Monday, October 26, 2009

The balloon boy: the televised version

FRANK RICH, the New York Times magisterial op-ed essayist, observed Sunday that America's fascination with the "balloon boy" episode reflected a media-driven society with a willing audience seduced by the latest hoax du jour. TV hustles spectacles. Millions of unthinking viewers buy into them. Think not? Oh? If you weren't among the glazed viewers watching an empty saucer-shaped balloon wafting for miles with voice-over, there was something nagging you that Orson Welles' "War of the Worlds" was a put-on that, in one form or another, still exists in the tawdry tourist shops along the New Jersey boardwalks not that far from where the Martians landed.

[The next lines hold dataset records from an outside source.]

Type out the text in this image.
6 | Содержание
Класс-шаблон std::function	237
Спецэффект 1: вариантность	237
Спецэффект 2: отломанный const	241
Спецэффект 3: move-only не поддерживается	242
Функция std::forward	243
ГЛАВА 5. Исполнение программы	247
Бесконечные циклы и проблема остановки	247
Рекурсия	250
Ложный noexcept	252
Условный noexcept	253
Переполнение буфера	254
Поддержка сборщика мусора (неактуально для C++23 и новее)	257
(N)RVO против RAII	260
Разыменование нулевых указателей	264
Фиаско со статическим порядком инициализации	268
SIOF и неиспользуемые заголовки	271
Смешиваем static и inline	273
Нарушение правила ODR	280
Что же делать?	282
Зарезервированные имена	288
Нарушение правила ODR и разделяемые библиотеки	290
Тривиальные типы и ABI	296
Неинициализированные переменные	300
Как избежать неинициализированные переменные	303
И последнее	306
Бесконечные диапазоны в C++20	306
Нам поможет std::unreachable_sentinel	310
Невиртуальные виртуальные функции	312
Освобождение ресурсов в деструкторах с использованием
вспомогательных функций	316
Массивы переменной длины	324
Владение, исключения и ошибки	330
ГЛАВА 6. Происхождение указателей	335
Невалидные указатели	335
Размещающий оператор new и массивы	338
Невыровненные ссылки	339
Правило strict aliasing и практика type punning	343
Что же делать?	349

Fantasies are the lifeline of television, from escapist reality shows to the soberly empty helicopter coverage of celebrities heading to the courthouse for still another hearing. That we were hustled by the balloon boy's dad was no more cynical than the meteoric rise of Joe the Plumber as a man hawked as a spokesman for the millions of unrepresented citizens (as well as a handy crowd-pleaser for John McCain.) And as some Americans wanted to believe, Sarah Palin's family was the moral equivalent of Ozzie and Harriet. (Some males went still farther and fantasized about Sarah.)

The fantasies never stop for today's Thumb Generation. Aim the remote at the screen and you may soon find an 800 telephone number that will end your labors and worries. Pyramid schemes abound with the fantasies of overnight riches. We go to war in the Middle East being told that the end of Saddam Hussein will take no longer than a few weeks or a few months - at most. The empty balloon made more sense.

Talk about gullibility. There's also a fellow named Arthur Ray, a mega-promoter of a fantasy that he calls" vision quest" that for upward of $10,000 he will literally roast you with heated rocks in a tent in Sedona, Ariz., to purge you of toxic invaders of your mind and body. His latest venture ended with three deaths among the 21 persons rushed to the hospital by emergency crews. Did some really believe they would survive the ordeal to help them overcome claustrophobia? You bet.

Also, despite the proven lies from the right-wing megaphones, there are still a sizable number of gullible folks who do not hesitate to believe that the earth is flat or that melting icebergs do not affect sea levels. The fiction may be stranger than the truth, but it sells to a wider audience, which is how decisions are influenced in the media. The once sacred network evening news reports are now limited to 22 minutes, some of which are superficially dedicated to whatever fantasies we are expected to believe. (Two minutes for the latest jobless figures? Ninety seconds for the hokum that health care reform is either dead or now ready for passage, depending on which lobbyist source is dishing it out?) And the Sunday morning panels have little more depth than boring coffee klatches. I confess: I don't think George Will, Cokie et al are ready for their own compelling reality show.)

The latest Audit Bureau of Circulation figures upstage the fantasy hours on TV with harsh numbers: Newspaper circulation from April through September this year fell 1o.6 pct. from a similar period in 2008. While news rooms are shrinking, we must await the next made-for-TV journey into la-la land, or at least to the breaking "news" arriving in Wolf Blitzer's Situation Room. Some situation! But I don't expect any attitude adjustments. As Norman Lear pointed out on the Huffington Post, the balloon boy's parents were seduced by the networks into believing that "they are - even if what they dream up to qualify is a hoax - entitled to their 15 minutes."

With today's coverage of fantasies, it seems more like weeks.. During the Halloween season, at least we have long known that Linus's "great pumpkin" was harmless child's play.